- First come up with a trading plan: There are multiple strategies when it comes to high-frequency trading. A few of these include, but of course aren’t limited to, the following:
- Liquidity rebate capture (getting money for providing liquidity on the exchange)
- Latency arbitrage: Exploit delays in orders going through an exchange
- Automatic market making: Using low-latency algorithms (really fast programs), you can buy out all available shares in a market in a fraction of a second and make a market/provide liquidity in a particular security.
- Automatic index tracking (benchmarking): A basic algorithm will automatically correlate a position to an index, such as the S&P 500.
- Raise capital accordingly: Believe it or not, you don’t need millions of dollars to do high-frequency trading. Some clients start with only, say, $20,000 and work from there. Others have millions available and then the big players – the banks, hedge funds, and institutional investors – have hundreds of millions readily available at their disposal.
- Next, find a clearing house that will approve you as a counterparty: This is an integral part to your operation. Without a proper clearing party, which can be a small player up to someone like Barclays (pictured), your modus operandi isn’t going to work out properly. You need to be 100% sure your trades will be settled end-of-market-day.
- Determine who will be your prime broker: You should be familiar with the term prime broker, the investment bank or servicer who does all the stuff you don’t need to deal with. Settling trades, providing leverage, and lending securities are all an integral part of trading and of course, high-frequency trading. If you’re too small a player to go to the big dogs like Goldman Sachs, Fortis, and JP Morgan, there are “mini prime” brokers which are like a consortium of smaller players.
- Start up your back office and bookkeeping operations: Unless you want the SEC coming after you and FINRA sending you fines every week, you better have a sharp back office operation. Back office takes care of the administrative tasks associated with trading and makes sure all trades are settled. If your operation isn’t efficient, expect a lot of headaches as you try to clear up a discrepancy in a four million share block trade.
- Co-locate your servers near the exchanges via a data center: This is the big part here. Co-location – getting your servers as close to the exchange as possible. Your orders are dependent on the speed of light and the latency between two computers (the time it takes an order to go from Computer A to Computer B). There’s a huge difference between milliseconds (1/1000th of a second) and microseconds (1/1,000,000 of a second), so every little bit counts. You’ll need to pay a fee to place your server in the data center and will need to make sure it has the power to support your operation.

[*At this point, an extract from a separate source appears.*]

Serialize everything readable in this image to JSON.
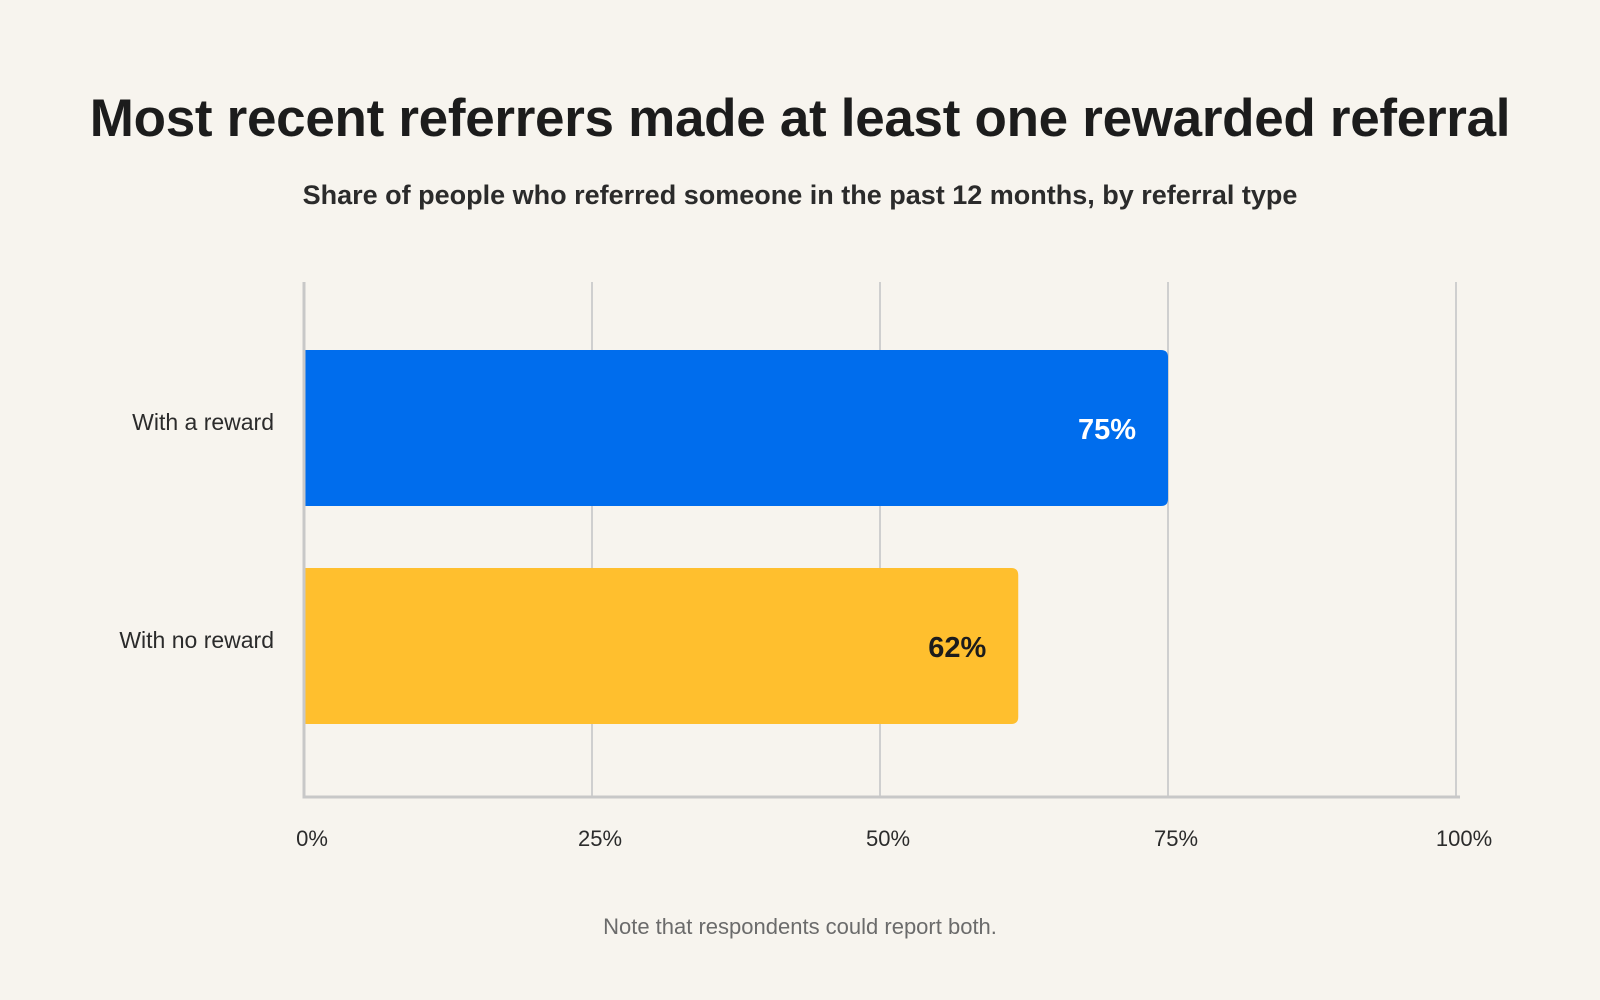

- Nail down with your trading strategy and implement it accordingly: Once your server is in the data center, it’s time to review:
- Did you establish a clear-cut trading strategy, as discussed in the first slide?
- Is your server working properly? Have you tested ping times and latency?
- Have you established a fully-functional office complete with the aforementioned requirements (clearing, back office, etc.)?
- If you’re using algos, do your algorithms work properly? You don’t want them going nuts.
- Do you have adequate capital to begin your operation?
- Configure the algorithms: It is all about SPEED. Make sure you have them set up properly because if one little thing is wrong, you could lose all your money in a matter of seconds. Or perhaps your orders won’t execute properly. Whatever the reason, get your computer science/IT/nerd department on this and make them show you that you’re ready to roll.
- Ensure you have a front-end client with a decent interface so that you can access and configure your servers and trading strategies from afar: It’s impractical to go to the data center every time you want to do something or re-configure your server. A decent front-end client for making changes is essential to sticking to your plan. Some services come with a GUI (graphical user interface) you can use but others may require more intricate knowledge of things like UNIX.
- Test your setup and make sure everything is functioning properly – both on your end and any third-party software/hardware vendor’s end: You’ve set up the business, installed the servers, configured the algos, paid the staff, eaten lunch – time for one final check before lift off. After all, you need to make sure your strategy will work properly once you “turn the machines on.”
Enter the markets and start trading!: Turn it all on and kick back. Let the traders or the algos do the work for you and congratulate yourself on a job well done. You’ve finally started your own high-frequency trading shop.